Most recently, Kennedy High School senior Philo Ragni was tragically killed by a Los Angeles Department of Water and Power (LADWP) vehicle a block away from his high school in Granada Hills on February 18. Parents at the scene expressed their concern for the lack of street safety at schools.
“These kids don’t have helmets or brakes, and it scares the hell out of me,” Kennedy parent Vera Rabadi said to KTLA.
Though many GHCHS students had connections to this tragedy, accidents have occurred much closer to home. GHCHS junior Nathalia Gatdula was involved in a hit-and-run on January 21, 2015 after stepping out on to San Jose St.
After an ordinary school day, the cheerleader was hit by an unidentified male driver and suffered a broken pelvic bone and a minor concussion. Friends walking close behind were the first to alert 911 of the accident. Due to the severity of her wounds, Gatdula went on a month long absence from school and had to complete her assignments with an in-home teacher.
“It was hard. I realized how important school was. I realized how hard it is to not to be able to go to school, see your classmates or to interact with others,” Gatdula said.
Besides trauma, Gatdula had some important take-always from the accident.
“Since I drive, I understand a pedestrian’s view and a driver’s view, and pedestrians shouldn’t be stupid enough to jaywalk. If you’re in a crosswalk, it’s the driver’s fault, because it’s your right of way. And, look both ways!” Gatdula said.
Nathalia Gatdula is one of several students at GHCHS who have experienced trauma at the traffic stop. Seniors Justine Phan and Matthew De Belen were also involved in a crash at the student crosswalk on Zelzah Ave. and Kingsbury St. on November 14, 2013.
“We were at the volleyball game and we left to get food. There were no cars on one side. The light started flashing, so we started walking. Then when we were almost halfway across, a car on the left started honking. Then I just got hit,” De Belen said.
Thankfully for Phan, De Belen’s instincts kicked in at the moment of the collision and he pushed Justine out of the way.
“I may have punched Justine on accident!” De Belen sheepishly admitted.
A moment of last minute reflexes may have saved the pair from more extensive injuries. Phan ended up with a minor bruise and bloody nose from the accidental punch while De Belen suffered a concussion and extensive bruising.
“I don’t remember anything. I just remember laying on the floor thinking, ‘My mom is going to kill me!’” Phan added. Unlike Gatdula, the man behind the wheel at Kingsbury St. and Zelzah Ave. came to Phan and De Belen’s side moments after. Several witnesses rushed to the victims’ sides and provided blankets and wet rags. An ambulance arrived almost immediately.
Such swift action taken by GHCHS students and community members allowed medical personnel to deal with the victims accordingly. Phan and De Belen, juniors at the time, also experienced troubles with schoolwork when they returned to school.

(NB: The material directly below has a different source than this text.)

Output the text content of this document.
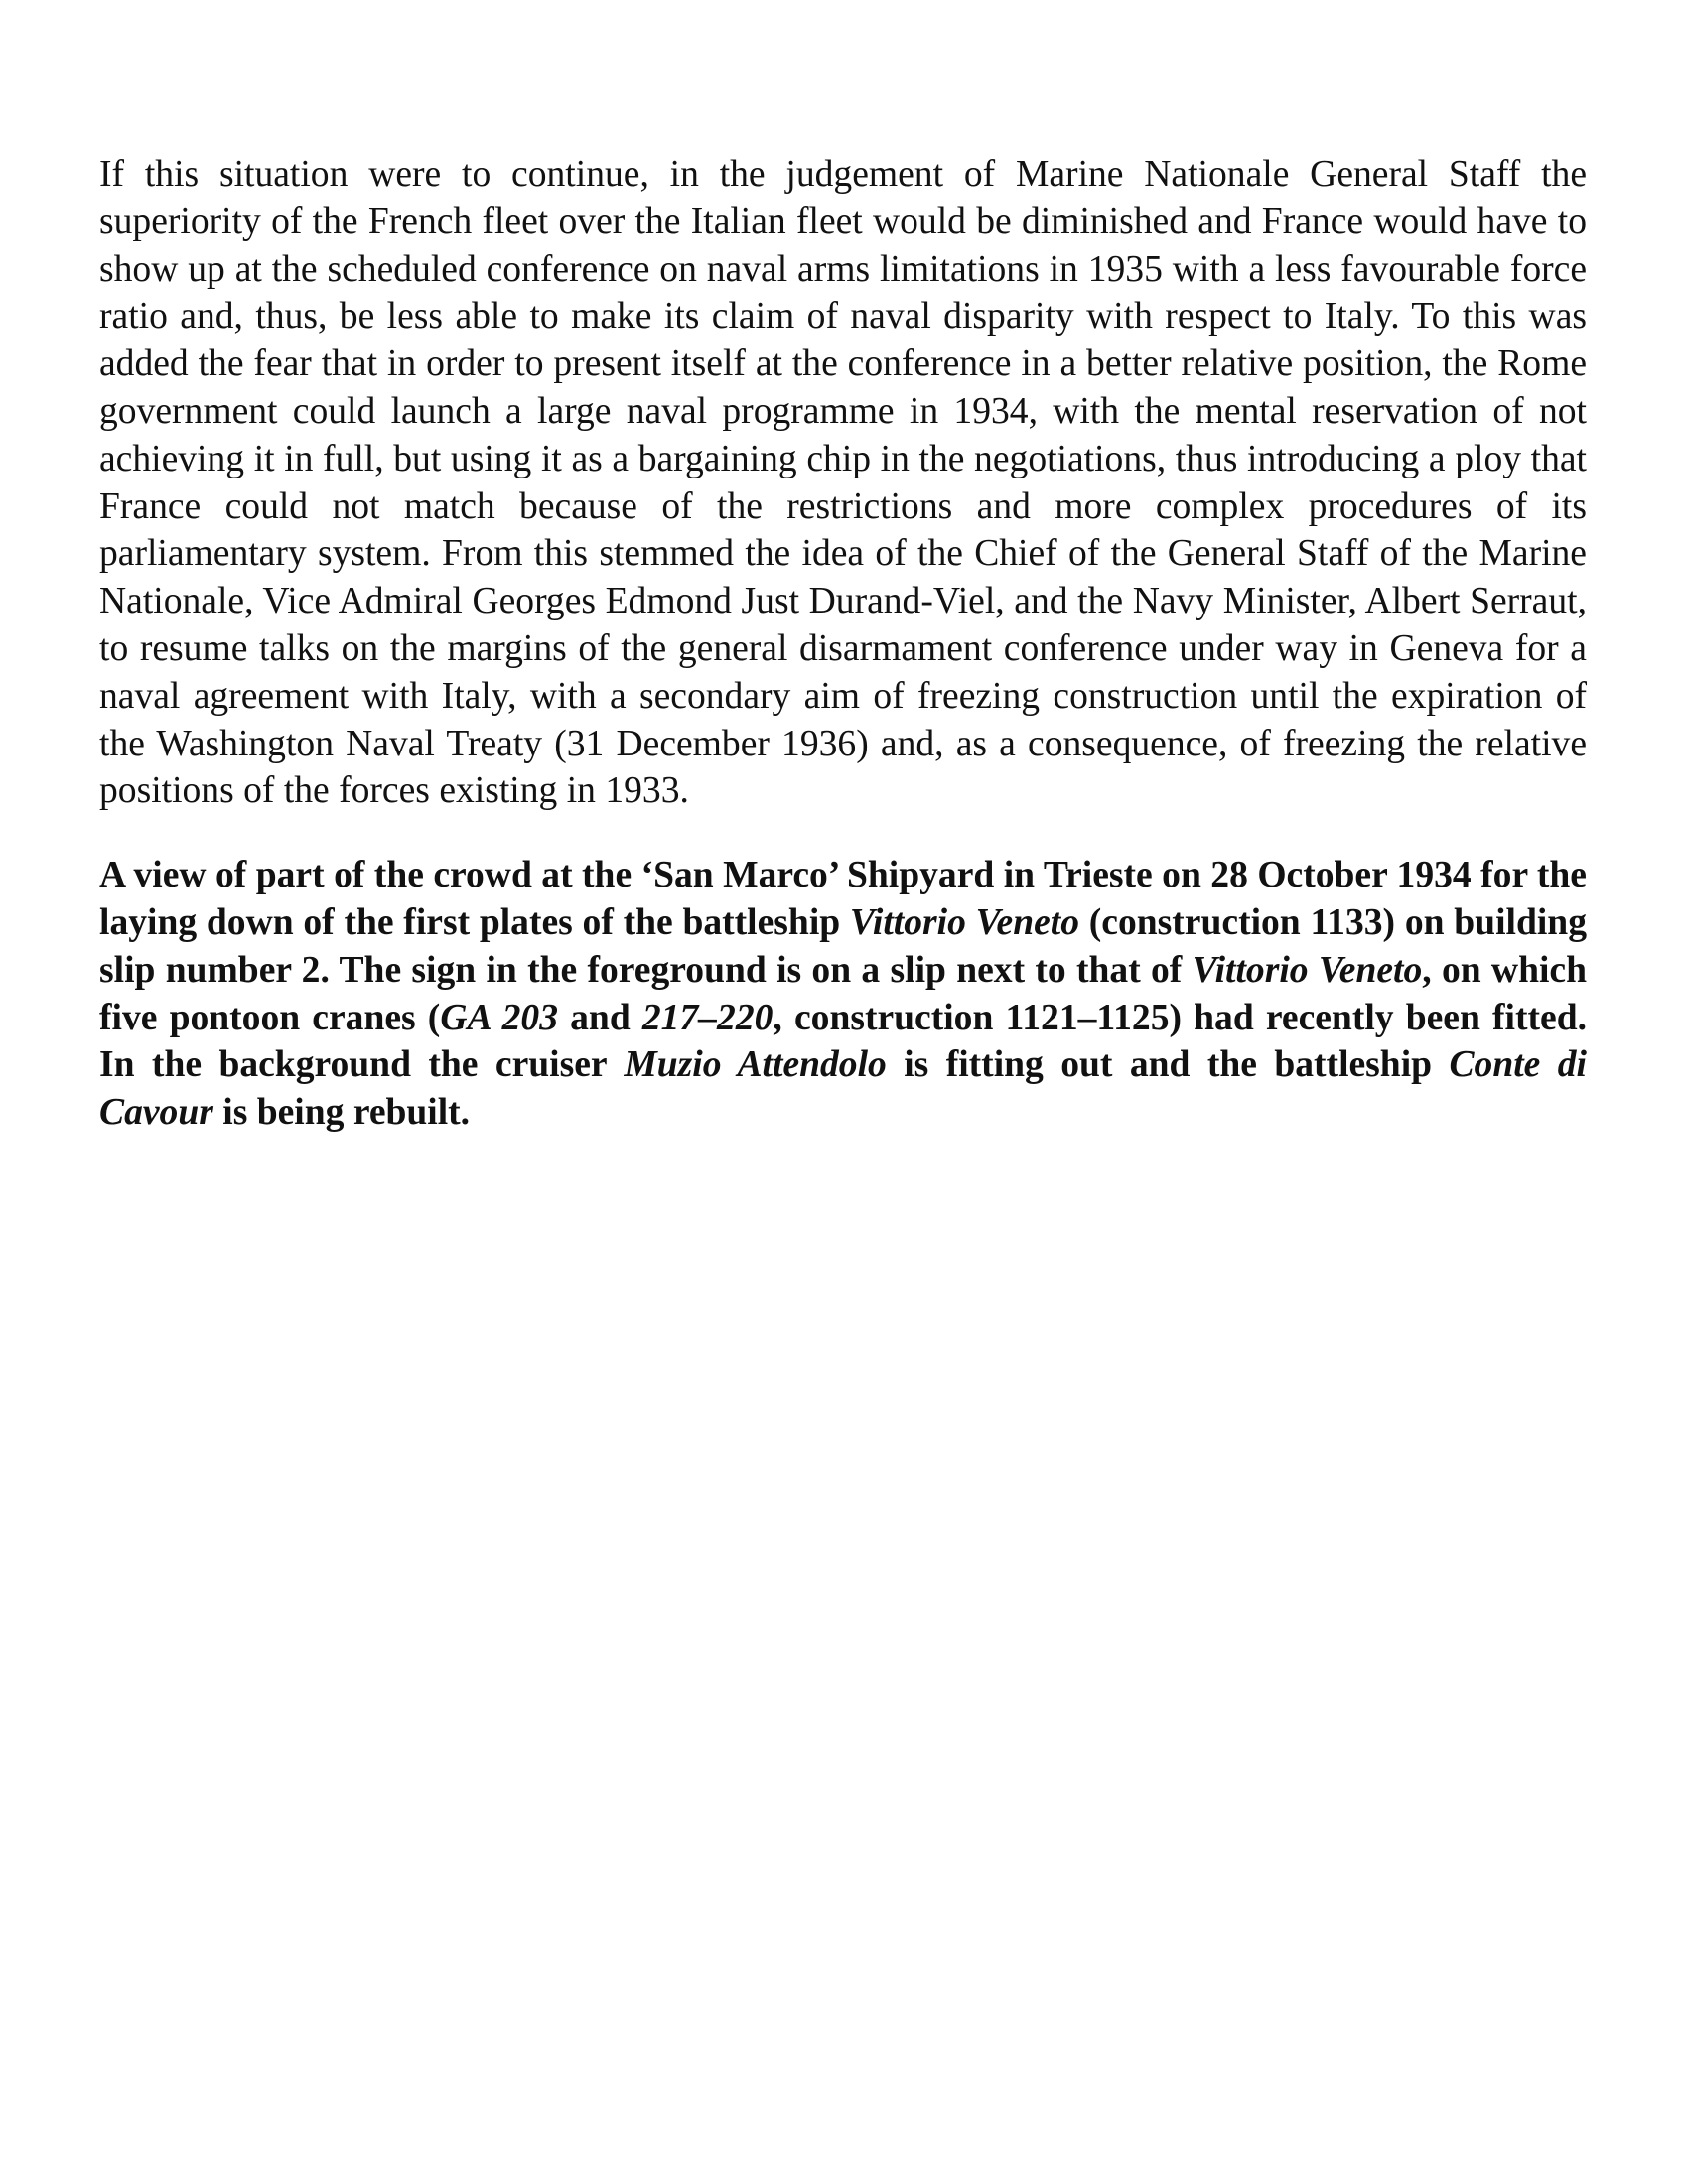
If this situation were to continue, in the judgement of Marine Nationale General Staff the superiority of the French fleet over the Italian fleet would be diminished and France would have to show up at the scheduled conference on naval arms limitations in 1935 with a less favourable force ratio and, thus, be less able to make its claim of naval disparity with respect to Italy. To this was added the fear that in order to present itself at the conference in a better relative position, the Rome government could launch a large naval programme in 1934, with the mental reservation of not achieving it in full, but using it as a bargaining chip in the negotiations, thus introducing a ploy that France could not match because of the restrictions and more complex procedures of its parliamentary system. From this stemmed the idea of the Chief of the General Staff of the Marine Nationale, Vice Admiral Georges Edmond Just Durand-Viel, and the Navy Minister, Albert Serraut, to resume talks on the margins of the general disarmament conference under way in Geneva for a naval agreement with Italy, with a secondary aim of freezing construction until the expiration of the Washington Naval Treaty (31 December 1936) and, as a consequence, of freezing the relative positions of the forces existing in 1933.

A view of part of the crowd at the ‘San Marco’ Shipyard in Trieste on 28 October 1934 for the laying down of the first plates of the battleship Vittorio Veneto (construction 1133) on building slip number 2. The sign in the foreground is on a slip next to that of Vittorio Veneto, on which five pontoon cranes (GA 203 and 217–220, construction 1121–1125) had recently been fitted. In the background the cruiser Muzio Attendolo is fitting out and the battleship Conte di Cavour is being rebuilt.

“The problem was, it was during November. When I came back, it was finals week, and I still had to take the final tests. It was pretty bad.”
These students advise their peers to avoid Zelzah Ave., especially when it’s busy. Phan and De Belen, along with several other members of the GHCHS student body argue that the student crosswalk at Zelzah Ave. and Kingsbury St. is not at all safe because it does not have a stop light, therefore drivers are likely to blaze through it.
“Slow down. Be aware. Someone is going to make a mistake but it’s going to cost you your life,” De Belen warns.
“Don’t assume people are going to stop for you,” Phan cautions. We often automatically villainze the driver in an acccident, but pedestrians need to pay just as much attention to their surroundings to keep themselves safe. So pay attention and be safe, GHCHS.